Non-FAA publications are available through the GPO and from the National Technical Information Service (NTIS). Publications not printed by the U.S. Government Printing Office are available from the many publishers and suppliers of books. Commercial publishers usually provide catalogues and toll-free numbers or websites for ordering their products.
Access to the Internet via personal computers has opened up a vast storehouse of information for the aviation instructor. In the past, aviation instructors had limited access to information, but the personal computer has greatly expanded sources of aviation information. This section lists some sources of information on the Internet. In the following discussion, several sites for accessing FAA materials are explored, and some non-FAA sites are included. Once instructors begin to navigate the Internet, they find sites which provide the information they use most frequently. Obviously, some FAA publications are more important to the aviation instructor than others. Many of the publications of interest to the aviation instructor can be accessed through the FAA website, www.faa.gov.

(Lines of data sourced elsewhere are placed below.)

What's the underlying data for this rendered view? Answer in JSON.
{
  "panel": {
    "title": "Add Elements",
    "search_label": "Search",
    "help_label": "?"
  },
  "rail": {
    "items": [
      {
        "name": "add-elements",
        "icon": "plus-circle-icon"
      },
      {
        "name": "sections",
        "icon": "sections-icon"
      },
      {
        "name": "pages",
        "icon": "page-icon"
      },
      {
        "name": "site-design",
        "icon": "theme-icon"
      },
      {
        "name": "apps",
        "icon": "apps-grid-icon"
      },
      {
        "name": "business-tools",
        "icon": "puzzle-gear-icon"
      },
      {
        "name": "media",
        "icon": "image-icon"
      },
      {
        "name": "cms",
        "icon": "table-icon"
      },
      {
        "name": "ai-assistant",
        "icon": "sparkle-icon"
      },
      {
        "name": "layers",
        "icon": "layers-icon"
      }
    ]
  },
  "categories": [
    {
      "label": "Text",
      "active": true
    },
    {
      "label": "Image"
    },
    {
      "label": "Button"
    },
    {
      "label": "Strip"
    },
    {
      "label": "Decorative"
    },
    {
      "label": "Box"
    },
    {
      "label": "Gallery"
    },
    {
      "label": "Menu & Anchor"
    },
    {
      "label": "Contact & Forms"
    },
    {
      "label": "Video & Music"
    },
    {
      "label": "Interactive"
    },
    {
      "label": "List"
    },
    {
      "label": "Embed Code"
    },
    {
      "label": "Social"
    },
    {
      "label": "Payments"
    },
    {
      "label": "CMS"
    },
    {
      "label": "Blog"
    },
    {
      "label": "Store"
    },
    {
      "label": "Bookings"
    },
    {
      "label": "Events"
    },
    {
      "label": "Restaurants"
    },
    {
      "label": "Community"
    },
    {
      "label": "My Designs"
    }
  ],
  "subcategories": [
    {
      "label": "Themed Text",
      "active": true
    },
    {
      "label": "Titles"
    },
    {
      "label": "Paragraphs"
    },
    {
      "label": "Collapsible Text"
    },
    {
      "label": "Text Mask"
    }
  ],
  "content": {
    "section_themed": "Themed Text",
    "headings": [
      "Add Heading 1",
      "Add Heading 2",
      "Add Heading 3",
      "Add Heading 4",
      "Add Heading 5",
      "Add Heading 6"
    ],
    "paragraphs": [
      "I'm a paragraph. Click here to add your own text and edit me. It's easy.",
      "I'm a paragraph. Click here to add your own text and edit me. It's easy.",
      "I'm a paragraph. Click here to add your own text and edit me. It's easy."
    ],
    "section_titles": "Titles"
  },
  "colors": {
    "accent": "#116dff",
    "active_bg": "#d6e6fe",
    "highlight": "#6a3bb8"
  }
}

The FAA website is not the only source of aviation or education-related information on the Internet. The aviation instructor can access aviation-related publications at other government or non-government websites via published web addresses or by using the search function of the web browser. Keep in mind that most sites on the Internet are updated periodically, but some are not. In addition, new sites are added and old sites are discontinued on a regular basis. The aviation instructor can become more adept at obtaining information by entering and navigating around the Internet to become informed about the contents and how to best locate desired information. The more familiar aviation instructors become with the Internet, the better they are able to adapt to any changes that may occur.
Professional aviation instructors must continue to expand their knowledge and skills in order to be competent instructors. The field of aviation is advancing, and the instructor also must advance. Instructors can best do this by taking advantage of the wide variety of materials available from the FAA, other government agencies, commercial publishers and vendors, and from industry trade groups. These materials are available at training sessions and seminars, from printed books, papers, magazines, and from the Internet and other electronic sources. Instructors who commit to continuing education are able to provide the highest quality instruction to their students.